Dietary polyacetylenes are unique natural products with anti-proliferative actions derived from plants such as ginseng, celery and parsley. They have received less attention than other phytochemicals (such as flavonoids) as new therapeutic modalities for cancer, infections and inflammation. Although studies have linked high consumption of fruits and vegetables with reduced cancer risk, little is known about the mechanisms by which these polyacetylenes act.
Kang and colleagues recently published a paper reporting on their characterization of the secretome of human colorectal cancer cell line HCT116 in response to treatment with gymnasterkoreayne B (GKB), a polyacetylene found in Gymnaster koraiensis.1 In addition to defining the apoptotic pathways stimulated by the phytochemical, the team also used a novel culture method to elucidate the protein response to treatment.
In addition to the HTC116 cells, the researchers also examined the effect of GKB treatment in HepG2 (human hepatocellular carcinoma), Caco-2 and HT29 (human colorectal carcinoma) cell lines. Treatment with GKB was anti-proliferative in all cell lines, inducing markers of apoptosis that included increased sub-G0/G1 content and typical morphological changes (apoptotic bodies, chromatin condensation) seen under phase contrast microscopy. GKB also induced translocation of phosphatidylserine to the HCT116 cell surface, as shown by annexin-V-fluorescein and propidium iodide staining.
Kang et al. further investigated the induction of apoptosis by GKB by co-treating HCT116 cells with various chemical inhibitors. They found that inclusion of the antioxidant NAC in culture medium abolished the intracellular accumulation of reactive oxygen species (ROS) seen with GKB treatment. Through the use of different chemical inhibitors, the researchers also demonstrated that GKB induced cell death through apoptotic and not necroptotic pathways. Further investigation with a variety of techniques and approaches showed that both intrinsic and extrinsic apoptotic signaling pathways were involved.
The team then turned their attention to protein secretion by the cells in response to GKB treatment.
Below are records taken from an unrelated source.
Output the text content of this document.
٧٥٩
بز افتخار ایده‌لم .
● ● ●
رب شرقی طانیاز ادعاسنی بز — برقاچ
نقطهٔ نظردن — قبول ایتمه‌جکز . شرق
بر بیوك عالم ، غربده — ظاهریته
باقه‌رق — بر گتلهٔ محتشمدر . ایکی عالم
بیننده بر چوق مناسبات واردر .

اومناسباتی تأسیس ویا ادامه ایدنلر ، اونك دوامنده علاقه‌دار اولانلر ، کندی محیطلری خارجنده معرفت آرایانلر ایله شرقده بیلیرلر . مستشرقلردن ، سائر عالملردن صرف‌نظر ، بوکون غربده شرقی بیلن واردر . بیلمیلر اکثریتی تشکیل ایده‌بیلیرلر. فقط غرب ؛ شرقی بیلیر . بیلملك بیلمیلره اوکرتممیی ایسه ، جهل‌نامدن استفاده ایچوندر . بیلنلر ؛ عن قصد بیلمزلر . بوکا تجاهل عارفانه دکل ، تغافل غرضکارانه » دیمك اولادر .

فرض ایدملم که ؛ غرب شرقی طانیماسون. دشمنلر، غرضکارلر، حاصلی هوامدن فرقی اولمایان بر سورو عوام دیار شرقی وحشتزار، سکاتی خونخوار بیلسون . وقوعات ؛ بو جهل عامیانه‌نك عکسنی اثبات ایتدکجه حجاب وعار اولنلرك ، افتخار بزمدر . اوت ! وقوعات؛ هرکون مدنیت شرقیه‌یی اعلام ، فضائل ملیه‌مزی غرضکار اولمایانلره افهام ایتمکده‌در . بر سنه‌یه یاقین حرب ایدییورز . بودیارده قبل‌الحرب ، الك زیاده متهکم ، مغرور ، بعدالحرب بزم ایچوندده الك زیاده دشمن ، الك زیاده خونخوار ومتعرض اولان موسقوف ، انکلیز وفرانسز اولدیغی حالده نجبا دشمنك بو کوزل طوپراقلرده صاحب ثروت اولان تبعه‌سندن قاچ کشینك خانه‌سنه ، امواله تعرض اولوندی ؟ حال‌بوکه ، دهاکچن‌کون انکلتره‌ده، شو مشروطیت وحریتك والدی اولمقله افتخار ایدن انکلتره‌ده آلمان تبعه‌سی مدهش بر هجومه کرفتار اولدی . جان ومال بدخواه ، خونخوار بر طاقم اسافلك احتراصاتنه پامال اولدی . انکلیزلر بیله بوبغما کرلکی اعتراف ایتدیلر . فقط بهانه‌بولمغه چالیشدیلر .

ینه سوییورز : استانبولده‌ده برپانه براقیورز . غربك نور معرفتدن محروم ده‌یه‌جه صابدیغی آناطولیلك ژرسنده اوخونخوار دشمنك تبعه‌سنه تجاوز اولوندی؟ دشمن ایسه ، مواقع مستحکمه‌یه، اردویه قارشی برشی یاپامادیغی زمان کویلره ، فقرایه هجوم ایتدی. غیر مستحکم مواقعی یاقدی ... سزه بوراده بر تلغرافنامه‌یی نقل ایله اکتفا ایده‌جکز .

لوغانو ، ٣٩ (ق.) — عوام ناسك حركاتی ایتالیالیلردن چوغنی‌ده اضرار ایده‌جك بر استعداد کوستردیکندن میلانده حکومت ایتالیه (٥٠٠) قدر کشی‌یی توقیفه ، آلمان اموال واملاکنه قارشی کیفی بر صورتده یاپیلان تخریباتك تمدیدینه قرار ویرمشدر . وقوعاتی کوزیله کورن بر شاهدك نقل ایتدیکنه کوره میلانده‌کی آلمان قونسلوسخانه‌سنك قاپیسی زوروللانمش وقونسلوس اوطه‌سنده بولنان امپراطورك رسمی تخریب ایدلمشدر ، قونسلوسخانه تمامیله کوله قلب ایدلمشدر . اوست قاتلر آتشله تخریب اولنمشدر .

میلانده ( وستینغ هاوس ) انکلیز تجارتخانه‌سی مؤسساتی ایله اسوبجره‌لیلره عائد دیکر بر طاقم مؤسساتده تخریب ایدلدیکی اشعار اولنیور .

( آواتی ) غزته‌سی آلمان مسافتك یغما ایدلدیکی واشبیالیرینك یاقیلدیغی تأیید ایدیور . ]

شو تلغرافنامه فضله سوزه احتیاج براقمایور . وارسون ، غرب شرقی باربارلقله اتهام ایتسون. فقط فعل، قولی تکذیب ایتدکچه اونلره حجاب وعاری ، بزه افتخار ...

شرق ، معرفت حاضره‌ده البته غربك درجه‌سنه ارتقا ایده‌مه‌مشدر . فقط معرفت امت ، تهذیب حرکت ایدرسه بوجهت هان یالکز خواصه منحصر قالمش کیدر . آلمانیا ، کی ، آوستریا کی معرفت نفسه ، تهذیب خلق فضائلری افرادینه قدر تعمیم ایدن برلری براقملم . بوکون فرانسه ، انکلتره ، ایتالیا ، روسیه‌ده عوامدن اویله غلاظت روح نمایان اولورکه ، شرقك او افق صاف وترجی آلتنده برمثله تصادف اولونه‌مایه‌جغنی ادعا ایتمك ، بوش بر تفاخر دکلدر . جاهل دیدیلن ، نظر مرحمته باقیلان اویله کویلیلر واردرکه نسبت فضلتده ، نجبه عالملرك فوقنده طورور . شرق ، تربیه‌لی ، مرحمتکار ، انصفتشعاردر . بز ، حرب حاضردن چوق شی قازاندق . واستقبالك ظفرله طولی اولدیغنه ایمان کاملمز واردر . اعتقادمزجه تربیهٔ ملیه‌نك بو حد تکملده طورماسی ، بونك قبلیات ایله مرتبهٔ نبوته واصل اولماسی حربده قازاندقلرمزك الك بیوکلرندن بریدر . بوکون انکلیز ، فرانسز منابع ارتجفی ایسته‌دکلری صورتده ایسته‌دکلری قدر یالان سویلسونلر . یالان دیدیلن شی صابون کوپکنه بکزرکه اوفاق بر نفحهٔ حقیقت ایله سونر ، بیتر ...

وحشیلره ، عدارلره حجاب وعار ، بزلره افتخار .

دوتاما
Traditional culture techniques both confound proteomic analysis with protein contaminants from the serum growth media itself and induce apoptosis when serum is withdrawn. In order to avoid these factors, Kang et al. grew the cells in conditioned media for secretome (CMS) analysis, replacing fetal bovine serum with modified Eagle’s medium (MEM) plus amino acids and glucose.
The scientists prepared CMS samples by 1D-sodium dodecyl sulfate–polyacrylamide gel electrophoresis (SDS-PAGE) separation followed by in-gel trypsin digestion. They analyzed the digests via liquid chromatography–tandem mass spectrometry (LC-MS/MS) using an LTQ XL ion trap mass spectrometer (Thermo Scientific). After searching spectral data against the IPI Human database (V.3.86), Kang et al. used Gene Ontology and DAVID computational analyses to determine which secretory compartment, if any, the peptides represented.
The scientists identified 1,803 proteins, noting that 1,090 proteins changed expression with GKB treatment. Gene Ontology analysis showed that 126 of the differentially expressed proteins could be classified as secretory, with 70 of them decreasing with GKB treatment and 56 increasing. Kang et al. verified their LC-MS/MS findings using enzyme-linked immunosorbent assays (ELISA) for three of the differentially expressed proteins, ADAM9, SERPINB5 and IL-18.
In elucidating the mechanisms responsible for the anti-proliferative action of phytochemical GKB in colorectal cancer cells and identifying putative secretory proteins involved in these pathways, Kang et al. are confident that their method and the data arising from it can be used for further studies on cancer prevention and induction of apoptosis by chemoprotective agents.
1. Kang, K., et al. (2014) “Secretome Profiling Reveals the Signaling Molecules of Apoptotic HCT116 Cells Induced by Dietary Polyacetylene, Gymnasterkoreayne B,” Journal of Agricultural and Food Chemistry, 62 (pp. 2353–63).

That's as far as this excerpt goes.